Anyone who is seriously interested in village problems has no claim for superiority of urban over rural conditions. Of course both the conditions are different but when urban conditions commence, they must be met by changed methods because of changed relationship. And in this change of methods lies the difference between the two. The way people relate to one another in rural communities is more personal, emotional, direct and socially supportive. There is a feeling of belonging and fellowship, a feeling of genuine affection for each other.

The dominant value system in the cities is that of individualism. These values flourish in western, industrial, mobile societies where capitalism, material well-being and career identity form the bedrock of personal endeavor. These values are embedded in the economy, schools, media and other institutions. These messages are taught, articulated and advertised. One major contrast between rural and urban living is the type of emotional connections and bonds rural people have with their friends and neighbors. Another is the sense of community and community participation. These fundamental differences in lifestyle have created a gap between rural and urban areas.

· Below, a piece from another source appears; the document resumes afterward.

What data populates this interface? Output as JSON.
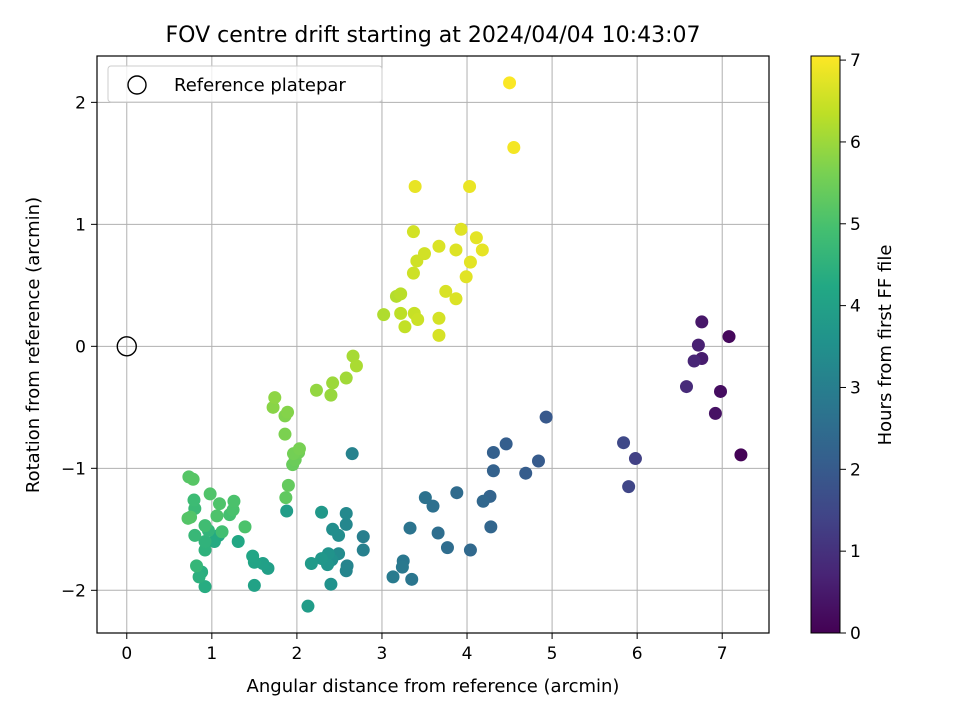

The problem is very much vicious in nature. The very fact that villages seem less lucrative and lack the skills to be the agents of profit has kept the corporate sector at a distance. And since there is absence of corporate development in villages, there is no flow able cash. Rural areas have become synonymous to abject poverty. They pose a picture of crying baby without much care and attention given. The problem requires a holistic approach. A judicious use of technology cemented with really pragmatic policies can only help bridge the gorge between village and city. Only with its village shining any agricultural country will shine!